# Help!!! Can't select waves 7.1 plugins folder



## markgov (Feb 4, 2013)

Hey guys so i'm using Cubase Artist 6 on a windows 7 PC and I keep getting this window that pops up when I launch Cubase saying that I need to Select the waves plugin folder. In the past, I've tried to click on the correct plugin folder but then it just resets the window as if I need to find it again. (It keeps looping) Now, what I've done is completely uninstalled waves, ccleaned and have tried to find every last trace of waves in my computer and delete it. The stupid thing still pops up when I start up cubase. If I click the "X" on the window, it goes away and cubase starts fine but its so freaking annoying to see this window at every startup.
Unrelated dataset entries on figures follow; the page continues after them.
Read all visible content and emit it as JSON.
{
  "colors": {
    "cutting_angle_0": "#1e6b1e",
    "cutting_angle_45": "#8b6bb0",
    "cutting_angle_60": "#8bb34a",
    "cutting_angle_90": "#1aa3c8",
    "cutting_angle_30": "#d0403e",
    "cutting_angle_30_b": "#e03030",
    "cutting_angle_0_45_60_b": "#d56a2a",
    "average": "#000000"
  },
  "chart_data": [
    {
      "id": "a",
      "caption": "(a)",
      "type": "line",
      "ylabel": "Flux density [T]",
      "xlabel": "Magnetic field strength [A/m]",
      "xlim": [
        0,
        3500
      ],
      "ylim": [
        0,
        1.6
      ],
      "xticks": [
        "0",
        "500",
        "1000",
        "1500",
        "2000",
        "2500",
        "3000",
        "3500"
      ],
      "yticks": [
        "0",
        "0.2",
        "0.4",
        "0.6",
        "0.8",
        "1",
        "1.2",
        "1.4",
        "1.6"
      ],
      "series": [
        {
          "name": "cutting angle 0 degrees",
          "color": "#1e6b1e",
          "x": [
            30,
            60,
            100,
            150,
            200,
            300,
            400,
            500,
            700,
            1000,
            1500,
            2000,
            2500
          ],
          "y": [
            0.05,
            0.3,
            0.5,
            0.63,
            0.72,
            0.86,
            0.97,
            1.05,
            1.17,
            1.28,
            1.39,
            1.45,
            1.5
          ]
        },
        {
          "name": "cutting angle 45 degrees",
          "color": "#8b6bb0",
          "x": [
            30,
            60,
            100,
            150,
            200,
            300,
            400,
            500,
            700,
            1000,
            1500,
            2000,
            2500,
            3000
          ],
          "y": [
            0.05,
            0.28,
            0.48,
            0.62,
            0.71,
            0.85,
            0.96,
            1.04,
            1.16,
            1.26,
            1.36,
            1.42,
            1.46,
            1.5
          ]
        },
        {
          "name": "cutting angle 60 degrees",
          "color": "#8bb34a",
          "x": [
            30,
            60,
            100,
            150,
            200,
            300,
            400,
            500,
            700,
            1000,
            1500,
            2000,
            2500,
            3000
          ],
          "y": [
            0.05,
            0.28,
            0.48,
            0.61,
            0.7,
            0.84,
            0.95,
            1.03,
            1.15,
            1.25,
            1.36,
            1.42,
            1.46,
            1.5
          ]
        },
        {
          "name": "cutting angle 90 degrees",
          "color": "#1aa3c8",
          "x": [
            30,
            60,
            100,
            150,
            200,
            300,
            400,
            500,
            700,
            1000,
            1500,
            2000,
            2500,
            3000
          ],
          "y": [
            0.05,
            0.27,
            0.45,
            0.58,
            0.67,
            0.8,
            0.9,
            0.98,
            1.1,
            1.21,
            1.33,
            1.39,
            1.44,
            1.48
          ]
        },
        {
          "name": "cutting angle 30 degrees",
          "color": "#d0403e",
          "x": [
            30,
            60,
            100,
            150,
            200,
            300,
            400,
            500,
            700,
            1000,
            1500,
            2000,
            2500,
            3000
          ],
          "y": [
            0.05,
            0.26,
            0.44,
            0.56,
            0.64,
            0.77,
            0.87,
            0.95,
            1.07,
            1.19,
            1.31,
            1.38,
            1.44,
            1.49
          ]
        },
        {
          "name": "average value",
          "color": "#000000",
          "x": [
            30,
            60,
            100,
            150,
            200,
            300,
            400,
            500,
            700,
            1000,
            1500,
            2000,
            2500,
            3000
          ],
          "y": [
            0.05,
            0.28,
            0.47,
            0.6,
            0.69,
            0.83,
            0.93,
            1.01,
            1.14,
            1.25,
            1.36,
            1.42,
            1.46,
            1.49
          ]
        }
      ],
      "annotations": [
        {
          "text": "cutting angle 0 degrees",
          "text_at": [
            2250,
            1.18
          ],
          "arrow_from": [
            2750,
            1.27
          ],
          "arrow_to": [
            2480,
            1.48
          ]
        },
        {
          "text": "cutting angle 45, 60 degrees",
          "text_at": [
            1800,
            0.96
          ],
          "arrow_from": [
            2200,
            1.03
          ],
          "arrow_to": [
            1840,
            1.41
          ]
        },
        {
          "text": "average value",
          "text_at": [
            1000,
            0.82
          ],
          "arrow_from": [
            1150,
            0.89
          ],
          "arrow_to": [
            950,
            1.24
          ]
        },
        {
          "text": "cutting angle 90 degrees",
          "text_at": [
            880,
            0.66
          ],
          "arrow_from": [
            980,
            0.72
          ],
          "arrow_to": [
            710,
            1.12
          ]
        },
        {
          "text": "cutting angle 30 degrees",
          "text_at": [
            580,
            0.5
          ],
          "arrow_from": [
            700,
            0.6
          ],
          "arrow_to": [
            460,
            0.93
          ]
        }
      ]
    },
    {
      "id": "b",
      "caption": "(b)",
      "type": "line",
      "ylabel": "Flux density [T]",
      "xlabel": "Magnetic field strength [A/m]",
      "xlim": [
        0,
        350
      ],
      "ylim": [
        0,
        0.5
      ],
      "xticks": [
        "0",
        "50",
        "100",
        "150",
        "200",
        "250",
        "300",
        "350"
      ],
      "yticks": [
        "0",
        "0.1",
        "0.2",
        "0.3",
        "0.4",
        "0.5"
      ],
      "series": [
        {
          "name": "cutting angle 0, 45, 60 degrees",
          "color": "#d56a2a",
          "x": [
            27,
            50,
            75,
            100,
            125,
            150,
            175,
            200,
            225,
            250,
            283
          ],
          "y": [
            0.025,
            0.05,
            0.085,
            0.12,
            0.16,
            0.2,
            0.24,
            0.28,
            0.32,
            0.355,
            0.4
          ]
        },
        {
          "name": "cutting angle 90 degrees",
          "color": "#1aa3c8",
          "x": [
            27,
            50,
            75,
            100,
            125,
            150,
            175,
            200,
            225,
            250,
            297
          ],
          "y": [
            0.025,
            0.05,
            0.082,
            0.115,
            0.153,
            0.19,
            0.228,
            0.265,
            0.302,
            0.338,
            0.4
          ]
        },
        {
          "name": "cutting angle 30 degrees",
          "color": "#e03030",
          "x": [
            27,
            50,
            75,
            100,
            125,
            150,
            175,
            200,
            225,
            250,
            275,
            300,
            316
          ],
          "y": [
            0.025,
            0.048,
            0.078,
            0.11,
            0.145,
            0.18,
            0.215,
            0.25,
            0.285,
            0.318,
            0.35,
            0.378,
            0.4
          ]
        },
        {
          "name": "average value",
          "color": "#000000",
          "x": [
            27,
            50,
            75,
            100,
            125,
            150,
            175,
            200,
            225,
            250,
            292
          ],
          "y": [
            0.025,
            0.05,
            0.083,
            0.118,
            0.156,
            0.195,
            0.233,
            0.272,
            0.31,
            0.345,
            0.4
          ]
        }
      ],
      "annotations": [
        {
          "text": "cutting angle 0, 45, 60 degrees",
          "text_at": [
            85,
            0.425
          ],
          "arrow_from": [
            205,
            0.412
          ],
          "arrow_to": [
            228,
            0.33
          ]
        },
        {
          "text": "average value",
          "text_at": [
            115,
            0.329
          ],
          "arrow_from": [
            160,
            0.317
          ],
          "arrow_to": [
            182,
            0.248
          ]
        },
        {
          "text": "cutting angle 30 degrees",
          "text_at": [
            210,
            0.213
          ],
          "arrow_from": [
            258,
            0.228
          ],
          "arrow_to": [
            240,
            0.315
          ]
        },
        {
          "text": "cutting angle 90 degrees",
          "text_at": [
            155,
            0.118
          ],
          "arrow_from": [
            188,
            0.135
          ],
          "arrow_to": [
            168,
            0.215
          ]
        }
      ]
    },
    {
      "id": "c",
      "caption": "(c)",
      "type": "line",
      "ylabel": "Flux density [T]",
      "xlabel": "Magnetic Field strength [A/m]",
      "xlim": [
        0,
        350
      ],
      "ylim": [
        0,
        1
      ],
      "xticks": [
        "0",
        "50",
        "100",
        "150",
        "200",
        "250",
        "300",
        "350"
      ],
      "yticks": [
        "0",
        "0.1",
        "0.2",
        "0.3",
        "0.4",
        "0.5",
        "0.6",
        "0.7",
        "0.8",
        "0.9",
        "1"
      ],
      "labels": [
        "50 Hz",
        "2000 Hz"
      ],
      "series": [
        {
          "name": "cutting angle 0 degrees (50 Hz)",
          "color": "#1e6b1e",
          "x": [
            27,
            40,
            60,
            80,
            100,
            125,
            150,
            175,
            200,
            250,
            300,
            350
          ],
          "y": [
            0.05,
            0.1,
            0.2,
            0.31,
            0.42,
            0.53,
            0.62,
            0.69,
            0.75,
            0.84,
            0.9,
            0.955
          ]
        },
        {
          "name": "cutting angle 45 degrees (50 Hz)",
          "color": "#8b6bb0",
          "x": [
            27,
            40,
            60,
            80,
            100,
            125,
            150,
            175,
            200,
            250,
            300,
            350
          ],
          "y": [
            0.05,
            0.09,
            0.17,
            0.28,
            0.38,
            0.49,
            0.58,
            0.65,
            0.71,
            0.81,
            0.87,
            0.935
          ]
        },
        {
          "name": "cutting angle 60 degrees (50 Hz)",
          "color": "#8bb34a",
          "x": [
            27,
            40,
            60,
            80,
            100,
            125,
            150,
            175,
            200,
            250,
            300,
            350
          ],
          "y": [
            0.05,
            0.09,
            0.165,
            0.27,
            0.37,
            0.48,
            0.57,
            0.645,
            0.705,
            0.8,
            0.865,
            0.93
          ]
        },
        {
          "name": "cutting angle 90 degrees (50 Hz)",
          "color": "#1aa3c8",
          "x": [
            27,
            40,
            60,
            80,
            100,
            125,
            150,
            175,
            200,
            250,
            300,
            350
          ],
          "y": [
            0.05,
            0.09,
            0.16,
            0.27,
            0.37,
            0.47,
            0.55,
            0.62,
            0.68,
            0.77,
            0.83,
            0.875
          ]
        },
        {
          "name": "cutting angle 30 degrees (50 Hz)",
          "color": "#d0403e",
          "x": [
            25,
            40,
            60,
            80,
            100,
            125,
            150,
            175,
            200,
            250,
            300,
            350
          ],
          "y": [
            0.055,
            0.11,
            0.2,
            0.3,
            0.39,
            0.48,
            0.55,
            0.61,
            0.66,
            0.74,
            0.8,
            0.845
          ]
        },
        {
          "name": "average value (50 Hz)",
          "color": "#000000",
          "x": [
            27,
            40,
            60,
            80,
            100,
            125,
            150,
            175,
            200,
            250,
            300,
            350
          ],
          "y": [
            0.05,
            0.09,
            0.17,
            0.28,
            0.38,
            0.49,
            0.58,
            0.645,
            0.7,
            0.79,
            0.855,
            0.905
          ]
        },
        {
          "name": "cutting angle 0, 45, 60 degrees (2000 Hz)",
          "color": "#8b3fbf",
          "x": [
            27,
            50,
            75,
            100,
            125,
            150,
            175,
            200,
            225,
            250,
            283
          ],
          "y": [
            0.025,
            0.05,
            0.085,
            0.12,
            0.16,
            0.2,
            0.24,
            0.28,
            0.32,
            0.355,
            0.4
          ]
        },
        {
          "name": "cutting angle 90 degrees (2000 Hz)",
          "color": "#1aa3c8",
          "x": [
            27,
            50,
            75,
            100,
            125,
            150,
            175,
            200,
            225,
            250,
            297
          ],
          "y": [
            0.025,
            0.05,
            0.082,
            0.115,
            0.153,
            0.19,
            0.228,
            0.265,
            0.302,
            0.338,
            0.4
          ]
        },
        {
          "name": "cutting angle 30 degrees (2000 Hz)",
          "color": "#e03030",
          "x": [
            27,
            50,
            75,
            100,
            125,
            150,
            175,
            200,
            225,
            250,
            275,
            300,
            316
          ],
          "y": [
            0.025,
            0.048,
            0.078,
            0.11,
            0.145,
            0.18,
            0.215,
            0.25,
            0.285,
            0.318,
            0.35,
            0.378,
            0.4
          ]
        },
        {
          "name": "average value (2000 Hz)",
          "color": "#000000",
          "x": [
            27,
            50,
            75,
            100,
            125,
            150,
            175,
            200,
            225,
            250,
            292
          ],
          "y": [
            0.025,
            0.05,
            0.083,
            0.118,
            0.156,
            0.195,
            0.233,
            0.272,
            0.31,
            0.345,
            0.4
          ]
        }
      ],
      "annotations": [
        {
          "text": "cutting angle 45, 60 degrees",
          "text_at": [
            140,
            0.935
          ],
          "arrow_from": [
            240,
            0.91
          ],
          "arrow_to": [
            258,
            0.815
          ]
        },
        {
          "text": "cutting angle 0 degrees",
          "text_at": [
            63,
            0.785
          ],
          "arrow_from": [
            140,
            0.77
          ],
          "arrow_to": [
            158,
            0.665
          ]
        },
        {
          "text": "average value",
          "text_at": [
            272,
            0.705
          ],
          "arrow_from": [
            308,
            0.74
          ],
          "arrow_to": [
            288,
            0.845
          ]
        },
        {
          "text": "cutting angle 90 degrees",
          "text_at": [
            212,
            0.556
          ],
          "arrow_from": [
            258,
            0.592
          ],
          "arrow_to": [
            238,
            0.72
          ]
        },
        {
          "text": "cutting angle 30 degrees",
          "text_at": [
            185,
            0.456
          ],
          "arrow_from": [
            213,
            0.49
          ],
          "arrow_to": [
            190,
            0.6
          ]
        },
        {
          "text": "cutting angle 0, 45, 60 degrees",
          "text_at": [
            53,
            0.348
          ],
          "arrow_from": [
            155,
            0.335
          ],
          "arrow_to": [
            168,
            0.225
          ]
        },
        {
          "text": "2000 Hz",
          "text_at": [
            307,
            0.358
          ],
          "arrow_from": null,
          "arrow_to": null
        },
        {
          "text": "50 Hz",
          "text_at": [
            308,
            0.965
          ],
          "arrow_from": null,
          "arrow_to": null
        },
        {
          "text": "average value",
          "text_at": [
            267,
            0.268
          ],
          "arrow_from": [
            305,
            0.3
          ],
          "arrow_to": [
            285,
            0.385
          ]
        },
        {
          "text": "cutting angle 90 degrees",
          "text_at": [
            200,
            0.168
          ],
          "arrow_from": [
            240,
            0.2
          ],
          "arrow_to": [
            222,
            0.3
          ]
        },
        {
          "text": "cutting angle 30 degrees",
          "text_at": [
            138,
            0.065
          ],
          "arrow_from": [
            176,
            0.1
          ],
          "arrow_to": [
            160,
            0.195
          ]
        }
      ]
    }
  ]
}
Please Help!


----------



## iceythe (Feb 4, 2013)

It means that Cubase is still finding the plug-in references (WaveShells) in some of the VST locations.

C:\Program Files\Vstplugins
C:\Program Files\Steinberg\VSTPlugins
C:\Program Files (x86)\VstPlugIns
C:\Program Files (x86)\Steinberg\VSTPlugins

As for VST3;

C:\Program Files\Common Files\vst3
C:\Program Files (x86)\Common Files\vst3


See if you find any WaveShells there.

Also, instead of uninstalling Waves, you could just go to c:\users\%username%\appdata\roaming\waves audio and delete the Preferences folder as it contains the old reference locations.


----------



## KingAenarion (Feb 4, 2013)

Also change what Cubase is scanning for in the VST plugins folder by deleting them all and re-directing the VST folders.


----------



## markgov (Feb 4, 2013)

thanks guys it was the commonfiles folder i didnt check yet


----------